Diğer yandan o dizide karakterlerin bulutlarda uçmaları olsun, sonracığıma Çileklerin evindeki pembe telefon olsun, telefonların birbirleriyle bağlantılı olmasından mütevellit Çilek ve Ceren'in abilerini dinlemeleri ve en önemlisi de aralarındaki arkadaşlıkla karışık kardeşlik bağı olsun (çünkü benim kardeşim o sıralar bebekti ve bebekler pek de iyi oyun arkadaşı olmayabilirler...), Eda perinin saçlarına hayranlığım olsun; hep ilgimi çekmiş olmalı.

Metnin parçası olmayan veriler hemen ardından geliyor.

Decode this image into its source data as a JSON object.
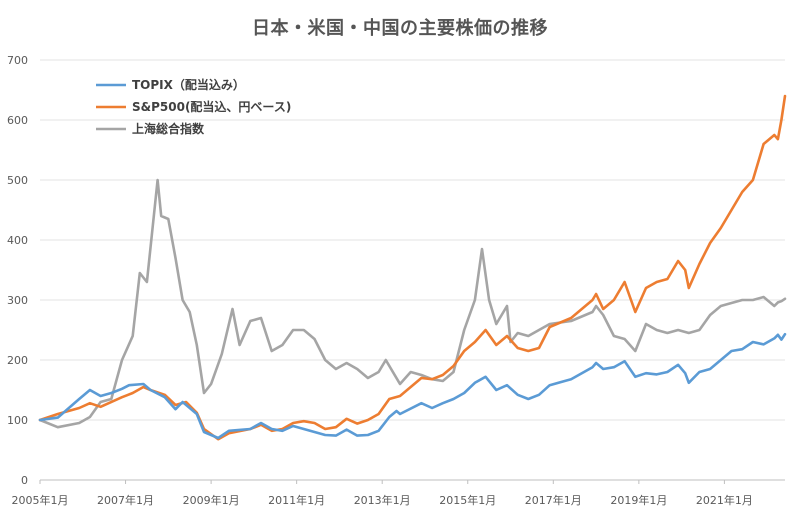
{
  "chart_data": {
    "type": "line",
    "title": "日本・米国・中国の主要株価の推移",
    "xlabel": "",
    "ylabel": "",
    "ylim": [
      0,
      700
    ],
    "yticks": [
      "0",
      "100",
      "200",
      "300",
      "400",
      "500",
      "600",
      "700"
    ],
    "xlim": [
      "2005-01",
      "2022-06"
    ],
    "xticks": [
      "2005年1月",
      "2007年1月",
      "2009年1月",
      "2011年1月",
      "2013年1月",
      "2015年1月",
      "2017年1月",
      "2019年1月",
      "2021年1月"
    ],
    "grid": true,
    "legend": "top-left",
    "series": [
      {
        "name": "TOPIX（配当込み）",
        "color": "#5B9BD5",
        "points": [
          [
            "2005-01",
            100
          ],
          [
            "2005-06",
            104
          ],
          [
            "2005-12",
            135
          ],
          [
            "2006-03",
            150
          ],
          [
            "2006-06",
            140
          ],
          [
            "2006-09",
            145
          ],
          [
            "2006-12",
            152
          ],
          [
            "2007-02",
            158
          ],
          [
            "2007-06",
            160
          ],
          [
            "2007-08",
            150
          ],
          [
            "2007-12",
            138
          ],
          [
            "2008-03",
            118
          ],
          [
            "2008-05",
            130
          ],
          [
            "2008-09",
            110
          ],
          [
            "2008-11",
            80
          ],
          [
            "2009-03",
            70
          ],
          [
            "2009-06",
            82
          ],
          [
            "2009-12",
            85
          ],
          [
            "2010-03",
            95
          ],
          [
            "2010-06",
            85
          ],
          [
            "2010-09",
            82
          ],
          [
            "2010-12",
            90
          ],
          [
            "2011-03",
            85
          ],
          [
            "2011-09",
            75
          ],
          [
            "2011-12",
            74
          ],
          [
            "2012-03",
            84
          ],
          [
            "2012-06",
            74
          ],
          [
            "2012-09",
            75
          ],
          [
            "2012-12",
            82
          ],
          [
            "2013-03",
            105
          ],
          [
            "2013-05",
            115
          ],
          [
            "2013-06",
            110
          ],
          [
            "2013-12",
            128
          ],
          [
            "2014-03",
            120
          ],
          [
            "2014-06",
            128
          ],
          [
            "2014-09",
            135
          ],
          [
            "2014-12",
            145
          ],
          [
            "2015-03",
            162
          ],
          [
            "2015-06",
            172
          ],
          [
            "2015-09",
            150
          ],
          [
            "2015-12",
            158
          ],
          [
            "2016-03",
            142
          ],
          [
            "2016-06",
            135
          ],
          [
            "2016-09",
            142
          ],
          [
            "2016-12",
            158
          ],
          [
            "2017-06",
            168
          ],
          [
            "2017-12",
            188
          ],
          [
            "2018-01",
            195
          ],
          [
            "2018-03",
            185
          ],
          [
            "2018-06",
            188
          ],
          [
            "2018-09",
            198
          ],
          [
            "2018-12",
            172
          ],
          [
            "2019-03",
            178
          ],
          [
            "2019-06",
            176
          ],
          [
            "2019-09",
            180
          ],
          [
            "2019-12",
            192
          ],
          [
            "2020-02",
            178
          ],
          [
            "2020-03",
            162
          ],
          [
            "2020-06",
            180
          ],
          [
            "2020-09",
            185
          ],
          [
            "2020-12",
            200
          ],
          [
            "2021-03",
            215
          ],
          [
            "2021-06",
            218
          ],
          [
            "2021-09",
            230
          ],
          [
            "2021-12",
            226
          ],
          [
            "2022-03",
            236
          ],
          [
            "2022-04",
            242
          ],
          [
            "2022-05",
            234
          ],
          [
            "2022-06",
            243
          ]
        ]
      },
      {
        "name": "S&P500(配当込、円ベース)",
        "color": "#ED7D31",
        "points": [
          [
            "2005-01",
            100
          ],
          [
            "2005-06",
            110
          ],
          [
            "2005-12",
            120
          ],
          [
            "2006-03",
            128
          ],
          [
            "2006-06",
            122
          ],
          [
            "2006-12",
            138
          ],
          [
            "2007-03",
            145
          ],
          [
            "2007-06",
            155
          ],
          [
            "2007-08",
            150
          ],
          [
            "2007-12",
            142
          ],
          [
            "2008-03",
            125
          ],
          [
            "2008-06",
            130
          ],
          [
            "2008-09",
            112
          ],
          [
            "2008-11",
            85
          ],
          [
            "2009-03",
            68
          ],
          [
            "2009-06",
            78
          ],
          [
            "2009-12",
            85
          ],
          [
            "2010-03",
            92
          ],
          [
            "2010-06",
            82
          ],
          [
            "2010-09",
            85
          ],
          [
            "2010-12",
            95
          ],
          [
            "2011-03",
            98
          ],
          [
            "2011-06",
            95
          ],
          [
            "2011-09",
            85
          ],
          [
            "2011-12",
            88
          ],
          [
            "2012-03",
            102
          ],
          [
            "2012-06",
            94
          ],
          [
            "2012-09",
            100
          ],
          [
            "2012-12",
            110
          ],
          [
            "2013-03",
            135
          ],
          [
            "2013-06",
            140
          ],
          [
            "2013-12",
            170
          ],
          [
            "2014-03",
            168
          ],
          [
            "2014-06",
            175
          ],
          [
            "2014-09",
            190
          ],
          [
            "2014-12",
            215
          ],
          [
            "2015-03",
            230
          ],
          [
            "2015-06",
            250
          ],
          [
            "2015-09",
            225
          ],
          [
            "2015-12",
            240
          ],
          [
            "2016-03",
            220
          ],
          [
            "2016-06",
            215
          ],
          [
            "2016-09",
            220
          ],
          [
            "2016-12",
            255
          ],
          [
            "2017-06",
            270
          ],
          [
            "2017-12",
            300
          ],
          [
            "2018-01",
            310
          ],
          [
            "2018-03",
            285
          ],
          [
            "2018-06",
            300
          ],
          [
            "2018-09",
            330
          ],
          [
            "2018-12",
            280
          ],
          [
            "2019-03",
            320
          ],
          [
            "2019-06",
            330
          ],
          [
            "2019-09",
            335
          ],
          [
            "2019-12",
            365
          ],
          [
            "2020-02",
            350
          ],
          [
            "2020-03",
            320
          ],
          [
            "2020-06",
            360
          ],
          [
            "2020-09",
            395
          ],
          [
            "2020-12",
            420
          ],
          [
            "2021-03",
            450
          ],
          [
            "2021-06",
            480
          ],
          [
            "2021-09",
            500
          ],
          [
            "2021-12",
            560
          ],
          [
            "2022-03",
            575
          ],
          [
            "2022-04",
            568
          ],
          [
            "2022-05",
            600
          ],
          [
            "2022-06",
            640
          ]
        ]
      },
      {
        "name": "上海総合指数",
        "color": "#A5A5A5",
        "points": [
          [
            "2005-01",
            100
          ],
          [
            "2005-06",
            88
          ],
          [
            "2005-12",
            95
          ],
          [
            "2006-03",
            105
          ],
          [
            "2006-06",
            130
          ],
          [
            "2006-09",
            135
          ],
          [
            "2006-12",
            200
          ],
          [
            "2007-03",
            240
          ],
          [
            "2007-05",
            345
          ],
          [
            "2007-07",
            330
          ],
          [
            "2007-10",
            500
          ],
          [
            "2007-11",
            440
          ],
          [
            "2008-01",
            435
          ],
          [
            "2008-03",
            370
          ],
          [
            "2008-05",
            300
          ],
          [
            "2008-07",
            280
          ],
          [
            "2008-09",
            225
          ],
          [
            "2008-11",
            145
          ],
          [
            "2009-01",
            160
          ],
          [
            "2009-04",
            210
          ],
          [
            "2009-07",
            285
          ],
          [
            "2009-09",
            225
          ],
          [
            "2009-12",
            265
          ],
          [
            "2010-03",
            270
          ],
          [
            "2010-06",
            215
          ],
          [
            "2010-09",
            225
          ],
          [
            "2010-12",
            250
          ],
          [
            "2011-03",
            250
          ],
          [
            "2011-06",
            235
          ],
          [
            "2011-09",
            200
          ],
          [
            "2011-12",
            185
          ],
          [
            "2012-03",
            195
          ],
          [
            "2012-06",
            185
          ],
          [
            "2012-09",
            170
          ],
          [
            "2012-12",
            180
          ],
          [
            "2013-02",
            200
          ],
          [
            "2013-06",
            160
          ],
          [
            "2013-09",
            180
          ],
          [
            "2013-12",
            175
          ],
          [
            "2014-03",
            168
          ],
          [
            "2014-06",
            165
          ],
          [
            "2014-09",
            180
          ],
          [
            "2014-12",
            250
          ],
          [
            "2015-03",
            300
          ],
          [
            "2015-05",
            385
          ],
          [
            "2015-07",
            300
          ],
          [
            "2015-09",
            260
          ],
          [
            "2015-12",
            290
          ],
          [
            "2016-01",
            230
          ],
          [
            "2016-03",
            245
          ],
          [
            "2016-06",
            240
          ],
          [
            "2016-09",
            250
          ],
          [
            "2016-12",
            260
          ],
          [
            "2017-06",
            265
          ],
          [
            "2017-12",
            280
          ],
          [
            "2018-01",
            290
          ],
          [
            "2018-03",
            275
          ],
          [
            "2018-06",
            240
          ],
          [
            "2018-09",
            235
          ],
          [
            "2018-12",
            215
          ],
          [
            "2019-03",
            260
          ],
          [
            "2019-06",
            250
          ],
          [
            "2019-09",
            245
          ],
          [
            "2019-12",
            250
          ],
          [
            "2020-03",
            245
          ],
          [
            "2020-06",
            250
          ],
          [
            "2020-09",
            275
          ],
          [
            "2020-12",
            290
          ],
          [
            "2021-03",
            295
          ],
          [
            "2021-06",
            300
          ],
          [
            "2021-09",
            300
          ],
          [
            "2021-12",
            305
          ],
          [
            "2022-03",
            290
          ],
          [
            "2022-04",
            296
          ],
          [
            "2022-05",
            298
          ],
          [
            "2022-06",
            302
          ]
        ]
      }
    ]
  }
}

Şimdilerdeyse ''o hissi'' seviyorum. Yorumlarda gördüğüm kadarıyla diziyi günümüzde izleyen çoğu yetişkin kişi de aynı şeyi seviyor. Dizinin verdiği bir his var. Çocukluğumuzu hatırlatıyor, orası ayrı. Ama bunun da yanı sıra samimilik var. Aynı zamanda her ne kadar bir sürü mantık hatası olsa da, orijinal bir senaryo ve komik sahneler var. Bugünlerdeyse böyle olduğunu düşündüğüm bir dizi yok. Diziyi izlerken kahkahalarla gülüyorum. Çocukken bu kadar gülmüş olduğumu sanmıyorum. Çocukken daha ziyade büyülenmiş falan olmalıyım ve işte dediğim gibi biraz da ''ama onların sihirli güçleri var benim de olsunnn'' imrenmesini yaşamış olmalıyım. Oysa bugün bu dizi beni gülümsetiyor, hem de kocaman. Hatta daha az evvel diziyi yine izledim ve yanaklarım gülmekten ağrımış durumda. Bu yazıyı yazarken bile gülesim geliyor, öyle bir pozitiflik. Delirdim mi? Hayır, sebebi bu değil. Hem gülmek için delirmiş mi olmak gerekli?

Çocukluk fotoğraflarımın büyük bir kısmında tüm yüzümle sırıtıyorum. Evet, tüm yüzümle. Çocukken kim bana gülümsememin güzel olduğunu hissettirdiyse Allah ondan razı olsun, gerçekten minnettarım. Bu sayede gülümsemek benim için doğal bir şey oldu. Gülümsemek için çok mutlu olmaya ihtiyaç duymuyorum. Hem gülümsemek için mutlu olmaya ihtiyaç duysaydık ohhoooooo. Ölme eşşeğim ölme... Gülümsediğimde fotoğraflarda gerçekten de bugün bile daha güzel çıktığımı düşünüyorum. Ama böyle diş dekoltelisinden olacak. Bu söylemi Ezo Sunal'da görmüştüm ilk kez. Kendisi de hep diş dekolteli gülümser. Sen de yapabilirsin. 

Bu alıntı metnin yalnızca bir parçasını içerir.